17 septembre 2011

Ce quotidien comme un havre

La foule qui se répand partout comme une nappe d'huile, et le bruit qu'elle porte avec elle donnent envie de fuir et le silence parait n'être plus qu'un rêve impossible quand on est en ville. Pourtant, et cela tient du miracle, il suffit de bifurquer quelques pas plus loin vers une ruelle biscornue et c'est soudain la douce paix retrouvée. 
 
La rumeur qu'atténuent les hautes façades un peu lépreuses devient comme une mélodie. Dans les grandes villes modernes, le tempo reste soumis au rythme de la pétarade des moteurs à explosion. Il suffit d'une mobylette agressive pour que l'harmonie s'effondre et heurte nos oreilles fatiguées, mais à Venise, la mélopée ne vient jamais choquer nos tympans. Dans le dédale des calle et des campielli où peu d'étrangers s'aventurent, il règne un calme merveilleux que j'ai toujours assimilé à celui de la vallée des Pyrénées où enfant je passais mes étés. Certes il manque le choral des oiseaux, les clochettes des troupeaux, le bruissement des feuilles dans les bois, mais l'air y est tellement rempli de vie et je soupçonne la lumière de participer à la symphonie.

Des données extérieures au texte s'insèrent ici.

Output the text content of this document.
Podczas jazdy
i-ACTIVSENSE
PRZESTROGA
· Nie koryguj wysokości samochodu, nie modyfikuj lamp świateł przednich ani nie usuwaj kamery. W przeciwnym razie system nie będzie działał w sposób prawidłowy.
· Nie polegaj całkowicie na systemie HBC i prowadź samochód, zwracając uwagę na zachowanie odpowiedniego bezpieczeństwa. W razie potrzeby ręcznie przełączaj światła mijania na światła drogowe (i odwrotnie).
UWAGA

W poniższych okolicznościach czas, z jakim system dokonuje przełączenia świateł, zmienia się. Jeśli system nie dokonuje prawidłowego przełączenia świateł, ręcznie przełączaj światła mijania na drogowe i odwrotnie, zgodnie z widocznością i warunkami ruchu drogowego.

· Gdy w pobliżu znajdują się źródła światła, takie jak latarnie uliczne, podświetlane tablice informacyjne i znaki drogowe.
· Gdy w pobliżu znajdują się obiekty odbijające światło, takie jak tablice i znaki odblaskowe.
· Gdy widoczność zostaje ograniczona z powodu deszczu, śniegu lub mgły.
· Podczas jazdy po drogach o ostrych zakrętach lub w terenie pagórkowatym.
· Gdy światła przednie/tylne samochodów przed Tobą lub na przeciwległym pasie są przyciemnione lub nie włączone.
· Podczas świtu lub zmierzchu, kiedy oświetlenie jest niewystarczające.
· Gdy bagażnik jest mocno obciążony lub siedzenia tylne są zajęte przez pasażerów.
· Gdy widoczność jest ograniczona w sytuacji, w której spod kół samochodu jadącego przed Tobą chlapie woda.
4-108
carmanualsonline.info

Vous avez certainement déjà vécu cette sensation. La grande rue bruyante, écrasée par le soleil avec ses chalands affairés, la foule bigarrée qui se bouscule et ondoie parmi les étals.
Vos pas vous portent vers une ruelle un peu sombre. L'attrait de la fraîcheur sans aucun doute. Une vieille façade pleine de charme. L'étroit goulot dans lequel vous vous êtes engouffré ne laisse passer du soleil que une infime part de la riflessione de ses rayons et joue avec l'ombre. Il fait bien plus doux que dans la grande avenue, les odeurs sont plus froides. Des fenêtres ouvertes, des bribes de vie parviennent jusqu'à nos oreilles, musique, discussions, bouilloire qui siffle... Là encore, les odeurs accentuent les sons : odeurs de cuisine, de café ou de cire (à Venise, l'odeur de la cire est différente, mélange d'huile de lin et de térébenthine), ou ce parfum si particulier de la pierre mouillée quand quelqu'un vient de laver à l'eau savonneuse l'escalier de sa maison... Une seconde ruelle sur la droite, des cris d'enfant, la radio (avec le dimanche, le son d'un match commenté par un speaker excité) et quand c'est l'heure du repas, le bruit des fourchettes et des verres qui tintent... encore une ruelle, puis une autre. Toujours ce silence habité de mille petits riens, mélodie heureuse, allegro moderato d'un concerto pour un quotidien paisible. L'âme peu à peu s'aère et se réjouit, aucune humeur négative ne peut résister à l'harmonie des lieux, du temps, de la lumière, des odeurs. 
 
Comme dans un chemin de montagnes, au milieu des alpages avec les hauts sommets à l'horizon. Soudain, le bruit de l'eau et le calme frissonnement d'une barque qui glisse doucement. Des voix qui s'éloignent d'écho en écho. La lumière plus vive, puis un tout petit campo, avec son puits où dorment des chats. Le soleil qui semble se rappeler à nous... Pourquoi souhaiter autre chose que ce bonheur-là ? On ressort toujours de ces expériences intimes totalement vivifié et rédimé. Les troupeaux de touristes pressés trouvent même grâce à nos yeux et on se surprend parfois à les regarder avec un soupçon de joyeuse affection. Ce quotidien comme un havre.